Natalka Sniadanko

Natalka Sniadanko

Research Fellow

contact through sekwoell@uni-potsdam.de

Vita

Born in Lviv (Ukraine), 1973, Natalka Sniadanko is a freelance writer, translator and publicist. She studied in Lviv and Freiburg im Breisgau. She has translated Franz Kafka, Friedrich Dürrenmatt, Günter Grass, Stefan Zweig, Elfride Jelinek, Karl May, Herta Müller, Judith Hermann and Sigmund Freud from German, and from Polish Zbigniew Herbert, Jarosław Iwaszkiewicz, Czesław Miłosz and Johanna Bator, and others. She has published in the Ukrainian and international press, e.g. in Ukrainska pravda (Ukraine), Gazeta Wyborcza (Poland), Odra (Poland), Süddeutsche Zeitung and Welt (Germany), Neue Zürcher Zeitung (Switzerland) and New York Times (USA).
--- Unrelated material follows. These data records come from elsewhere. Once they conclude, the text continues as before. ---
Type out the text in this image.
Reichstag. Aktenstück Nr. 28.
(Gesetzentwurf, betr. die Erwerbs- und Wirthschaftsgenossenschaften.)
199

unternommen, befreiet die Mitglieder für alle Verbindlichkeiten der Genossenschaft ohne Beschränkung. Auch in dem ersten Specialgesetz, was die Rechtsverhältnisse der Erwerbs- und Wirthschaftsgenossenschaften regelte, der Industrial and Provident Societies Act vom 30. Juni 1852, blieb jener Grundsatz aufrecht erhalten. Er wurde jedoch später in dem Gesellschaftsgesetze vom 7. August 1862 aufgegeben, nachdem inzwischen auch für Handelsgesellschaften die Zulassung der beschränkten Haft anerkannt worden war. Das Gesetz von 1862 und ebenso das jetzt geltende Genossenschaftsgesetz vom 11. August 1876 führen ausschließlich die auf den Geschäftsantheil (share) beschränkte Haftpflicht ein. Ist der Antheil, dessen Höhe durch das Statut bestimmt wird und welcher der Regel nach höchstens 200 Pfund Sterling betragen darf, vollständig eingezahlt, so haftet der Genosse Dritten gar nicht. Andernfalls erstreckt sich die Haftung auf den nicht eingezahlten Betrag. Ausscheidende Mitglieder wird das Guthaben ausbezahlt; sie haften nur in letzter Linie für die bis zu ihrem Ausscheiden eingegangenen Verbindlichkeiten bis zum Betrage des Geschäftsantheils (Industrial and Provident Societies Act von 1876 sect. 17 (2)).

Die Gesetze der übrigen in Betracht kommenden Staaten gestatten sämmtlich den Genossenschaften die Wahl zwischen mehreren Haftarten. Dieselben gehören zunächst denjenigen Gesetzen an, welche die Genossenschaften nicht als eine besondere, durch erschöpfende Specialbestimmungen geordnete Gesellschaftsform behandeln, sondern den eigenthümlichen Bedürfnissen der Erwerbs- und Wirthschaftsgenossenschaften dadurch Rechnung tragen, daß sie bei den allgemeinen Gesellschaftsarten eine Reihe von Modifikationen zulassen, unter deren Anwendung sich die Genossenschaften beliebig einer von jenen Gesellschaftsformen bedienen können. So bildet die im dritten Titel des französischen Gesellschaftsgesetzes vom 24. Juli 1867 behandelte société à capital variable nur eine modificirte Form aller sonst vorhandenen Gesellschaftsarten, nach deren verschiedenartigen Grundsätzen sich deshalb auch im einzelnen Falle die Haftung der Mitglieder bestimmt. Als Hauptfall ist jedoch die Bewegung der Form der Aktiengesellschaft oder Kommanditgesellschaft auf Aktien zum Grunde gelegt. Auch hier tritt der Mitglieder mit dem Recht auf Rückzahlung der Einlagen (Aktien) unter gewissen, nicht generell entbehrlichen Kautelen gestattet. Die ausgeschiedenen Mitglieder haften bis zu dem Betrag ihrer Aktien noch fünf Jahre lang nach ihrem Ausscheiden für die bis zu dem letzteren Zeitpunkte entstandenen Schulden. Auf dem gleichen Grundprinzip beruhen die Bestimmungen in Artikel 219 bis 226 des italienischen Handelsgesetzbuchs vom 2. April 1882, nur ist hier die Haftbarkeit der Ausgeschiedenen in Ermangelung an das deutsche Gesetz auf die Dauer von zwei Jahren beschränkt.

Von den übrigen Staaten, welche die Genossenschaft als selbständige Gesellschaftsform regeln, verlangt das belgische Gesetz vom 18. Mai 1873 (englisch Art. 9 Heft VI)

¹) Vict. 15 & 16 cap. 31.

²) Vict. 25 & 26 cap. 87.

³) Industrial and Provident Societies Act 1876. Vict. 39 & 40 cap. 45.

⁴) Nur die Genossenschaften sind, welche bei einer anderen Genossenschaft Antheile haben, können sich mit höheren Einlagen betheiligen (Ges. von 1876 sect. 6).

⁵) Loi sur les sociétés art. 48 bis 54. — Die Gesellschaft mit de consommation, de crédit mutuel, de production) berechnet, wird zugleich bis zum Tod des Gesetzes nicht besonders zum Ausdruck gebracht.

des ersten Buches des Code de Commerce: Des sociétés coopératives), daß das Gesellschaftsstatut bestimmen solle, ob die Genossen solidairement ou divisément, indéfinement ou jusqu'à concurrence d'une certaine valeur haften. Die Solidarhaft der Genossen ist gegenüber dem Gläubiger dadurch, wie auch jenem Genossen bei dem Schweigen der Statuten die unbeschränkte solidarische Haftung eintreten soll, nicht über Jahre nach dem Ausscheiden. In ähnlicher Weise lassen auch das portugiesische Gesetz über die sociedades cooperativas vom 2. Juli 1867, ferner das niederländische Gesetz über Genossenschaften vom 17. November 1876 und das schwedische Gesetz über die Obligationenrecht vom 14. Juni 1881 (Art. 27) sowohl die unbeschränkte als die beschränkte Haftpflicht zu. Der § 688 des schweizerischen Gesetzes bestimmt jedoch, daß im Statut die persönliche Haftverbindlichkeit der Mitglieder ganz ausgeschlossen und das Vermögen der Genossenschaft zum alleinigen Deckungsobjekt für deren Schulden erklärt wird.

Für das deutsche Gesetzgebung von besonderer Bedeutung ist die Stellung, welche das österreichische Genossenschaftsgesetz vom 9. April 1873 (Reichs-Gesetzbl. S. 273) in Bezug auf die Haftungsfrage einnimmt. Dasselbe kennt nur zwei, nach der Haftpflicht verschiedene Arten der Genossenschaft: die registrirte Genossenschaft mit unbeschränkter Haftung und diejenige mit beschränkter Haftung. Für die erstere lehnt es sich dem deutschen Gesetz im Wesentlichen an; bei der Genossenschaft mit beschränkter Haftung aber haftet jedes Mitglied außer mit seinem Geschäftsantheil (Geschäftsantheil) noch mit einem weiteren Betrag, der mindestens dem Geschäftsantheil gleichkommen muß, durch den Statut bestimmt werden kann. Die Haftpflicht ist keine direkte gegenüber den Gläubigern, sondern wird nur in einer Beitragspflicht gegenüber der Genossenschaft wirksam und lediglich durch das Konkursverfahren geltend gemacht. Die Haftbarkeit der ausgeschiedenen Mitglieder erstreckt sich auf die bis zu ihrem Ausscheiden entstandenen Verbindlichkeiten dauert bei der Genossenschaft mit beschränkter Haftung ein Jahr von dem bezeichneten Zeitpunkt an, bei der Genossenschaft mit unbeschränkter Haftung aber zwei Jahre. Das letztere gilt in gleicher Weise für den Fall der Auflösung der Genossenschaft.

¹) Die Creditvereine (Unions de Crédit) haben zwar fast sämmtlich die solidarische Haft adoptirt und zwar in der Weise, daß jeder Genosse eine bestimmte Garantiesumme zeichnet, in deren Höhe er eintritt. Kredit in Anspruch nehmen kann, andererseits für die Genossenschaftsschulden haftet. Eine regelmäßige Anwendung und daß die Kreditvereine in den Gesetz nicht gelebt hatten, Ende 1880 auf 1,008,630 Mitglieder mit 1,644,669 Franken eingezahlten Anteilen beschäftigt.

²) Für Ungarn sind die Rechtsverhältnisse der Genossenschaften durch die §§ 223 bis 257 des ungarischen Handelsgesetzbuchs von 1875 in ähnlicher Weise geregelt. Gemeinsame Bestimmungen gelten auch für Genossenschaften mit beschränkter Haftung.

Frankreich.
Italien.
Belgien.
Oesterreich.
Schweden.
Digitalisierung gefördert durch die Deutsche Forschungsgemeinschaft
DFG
Since 2009 she has been on the editorial board of the Polish-German-Ukrainian literary magazine RADAR. She is the author of 10 prose volumes and her texts have been translated and published in Germany, Austria, Switzerland, Poland, Russia, Belarus, Czech Republic, and USA. Natalka Sniadanko has received various prizes and scholarships, including the Joseph Conrad Prize of the Polish Institute in Kyiv. She was an artist-in-residence fellow of the German Literature Archive in Marbach am Neckar in 2022-2023. Since April 2023 she teaches Slavic Studies at the University of Leipzig.

 

During my stay I intend to research the topic of emigration from Ukraine in literature.

This topic as well as the phenomenon itself is not limited exclusively to the present. In his book “Emperor of America. The Great Escape from Galicia” the well-known Austrian writer Martin Pollack reports about the reasons, ways and human destinies of Galician emigrants starting from the 19th century and through the whole 20th century, the great wave of emigration from Galicia, the poorest province of the k.u.k. monarchy. Ukrainian and Jewish peasants and craftsmen were looking for a better future and a whole industry developed that organized this flight.

One of these emigration stories is also described by Wasyl Stefanyk, a Ukrainian writer of the 19th-20th centuries, in his famous short story “Kaminnyj Chrest” (A Stone Cross). The subject of emigration in Ukrainian literature, as well as in society, is portrayed exclusively negatively – as a tragedy. Emigrants, even if they are voluntary migrants of today, are pitied, or condemned for their “unpatriotic” decision. In my contribution I would like to deal with the topic and think about how much this negative attitude owes to the Soviet mental heritage, and why it is so difficult for society and literature to be open to the phenomenon and also to see advantages of the situation.